She describes her book as “light reading, but mouthwatering all the same”, a book about “the really mundane things in life” and a book “without pretense”. But it is also “gourmand, a travel book” and is not a “classical cookbook, even though it does include recipes from all over the world”, places the author has been able to visit. She also writes about cheese, something Bulgarians cannot do without.

“We all know that “no one is bigger than bread” but there are Cuban proverbs which say that cheese – as wine and friends – have to be old. Eating it is pot luck, because as the Jewish saying goes, if you don’t have any luck, you might even break a tooth eating cheese. The Italians keep their wheels of Parmigiano cheese in bank vaults. The Balkans seem to be steeped in the smell of a dairy farms, of white brined cheese, of sheep, of things close to our hearts, of meadows. These are all intriguing examples and thoughts from “the curse of white brined cheese”. We are all cursed and we cannot do without it. I have a theory that cheese is an extension of the mother’s milk we were all nurtured on. Cheese is a kind of “umbilical cord or bond with our Balkan nature”. I won’t pretend I am not disappointed that the EU seems to recognize the Greek feta cheese, though not our own cheese – made of sheep’s milk, or fresh, or mature, or green cheese.”

In writing “The curse of white brined cheese” Milena Dimitrova says she wanted to demonstrate the love we feel when we are in our fragrant kitchen, of radiating love, of kneading this love, of fantasizing without sinning so as to attain good results in the kitchen.

“Cheese is, to me, a synonym of ambivalence, innuendo we cannot do without, but don’t want to admit it. On the other hand it is much stronger than we are. It is ingrained in us, it runs in our blood, it is something that will outlast us, humans.”

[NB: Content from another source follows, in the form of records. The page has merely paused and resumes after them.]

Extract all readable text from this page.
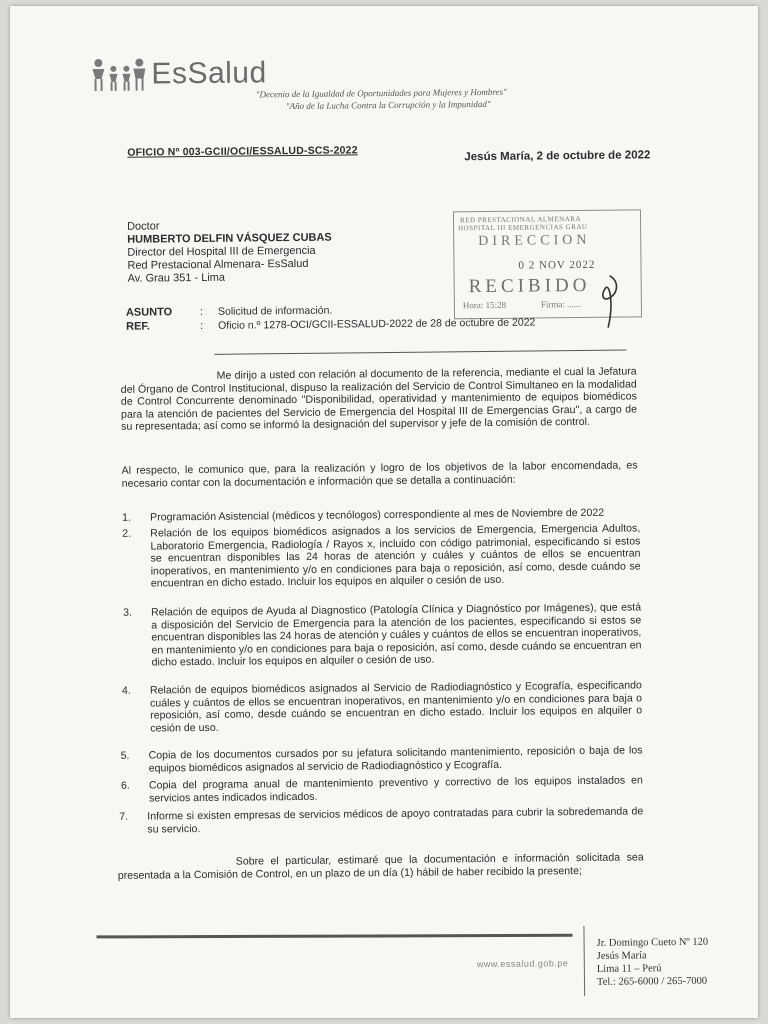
EsSalud
"Decenio de la Igualdad de Oportunidades para Mujeres y Hombres"
"Año de la Lucha Contra la Corrupción y la Impunidad"
OFICIO Nº 003-GCII/OCI/ESSALUD-SCS-2022	Jesús María, 2 de octubre de 2022
Doctor
HUMBERTO DELFIN VÁSQUEZ CUBAS
Director del Hospital III de Emergencia
Red Prestacional Almenara- EsSalud
Av. Grau 351 - Lima
RED PRESTACIONAL ALMENARA
HOSPITAL III EMERGENCIAS GRAU
DIRECCION
0 2 NOV 2022
RECIBIDO
Hora: 15:28	Firma: ......
ASUNTO	: Solicitud de información.
REF.	: Oficio n.º 1278-OCI/GCII-ESSALUD-2022 de 28 de octubre de 2022
Me dirijo a usted con relación al documento de la referencia, mediante el cual la Jefatura del Órgano de Control Institucional, dispuso la realización del Servicio de Control Simultaneo en la modalidad de Control Concurrente denominado "Disponibilidad, operatividad y mantenimiento de equipos biomédicos para la atención de pacientes del Servicio de Emergencia del Hospital III de Emergencias Grau", a cargo de su representada; así como se informó la designación del supervisor y jefe de la comisión de control.
Al respecto, le comunico que, para la realización y logro de los objetivos de la labor encomendada, es necesario contar con la documentación e información que se detalla a continuación:
1. Programación Asistencial (médicos y tecnólogos) correspondiente al mes de Noviembre de 2022
2. Relación de los equipos biomédicos asignados a los servicios de Emergencia, Emergencia Adultos, Laboratorio Emergencia, Radiología / Rayos x, incluido con código patrimonial, especificando si estos se encuentran disponibles las 24 horas de atención y cuáles y cuántos de ellos se encuentran inoperativos, en mantenimiento y/o en condiciones para baja o reposición, así como, desde cuándo se encuentran en dicho estado. Incluir los equipos en alquiler o cesión de uso.
3. Relación de equipos de Ayuda al Diagnostico (Patología Clínica y Diagnóstico por Imágenes), que está a disposición del Servicio de Emergencia para la atención de los pacientes, especificando si estos se encuentran disponibles las 24 horas de atención y cuáles y cuántos de ellos se encuentran inoperativos, en mantenimiento y/o en condiciones para baja o reposición, así como, desde cuándo se encuentran en dicho estado. Incluir los equipos en alquiler o cesión de uso.
4. Relación de equipos biomédicos asignados al Servicio de Radiodiagnóstico y Ecografía, especificando cuáles y cuántos de ellos se encuentran inoperativos, en mantenimiento y/o en condiciones para baja o reposición, así como, desde cuándo se encuentran en dicho estado. Incluir los equipos en alquiler o cesión de uso.
5. Copia de los documentos cursados por su jefatura solicitando mantenimiento, reposición o baja de los equipos biomédicos asignados al servicio de Radiodiagnóstico y Ecografía.
6. Copia del programa anual de mantenimiento preventivo y correctivo de los equipos instalados en servicios antes indicados indicados.
7. Informe si existen empresas de servicios médicos de apoyo contratadas para cubrir la sobredemanda de su servicio.
Sobre el particular, estimaré que la documentación e información solicitada sea presentada a la Comisión de Control, en un plazo de un día (1) hábil de haber recibido la presente;
www.essalud.gob.pe
Jr. Domingo Cueto Nº 120
Jesús María
Lima 11 – Perú
Tel.: 265-6000 / 265-7000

Food may not be everything but it commands the organism, the brain, our perceptions, Milena Dimitrova says. That is why in her book she describes how the human race came up with the idea of breakfast, of cheese, or chocolate. She also writes about the recipes she has never told anyone about, and the recipes of her mother, renowned journalist at the BNR for many years, Milena Dimitrova.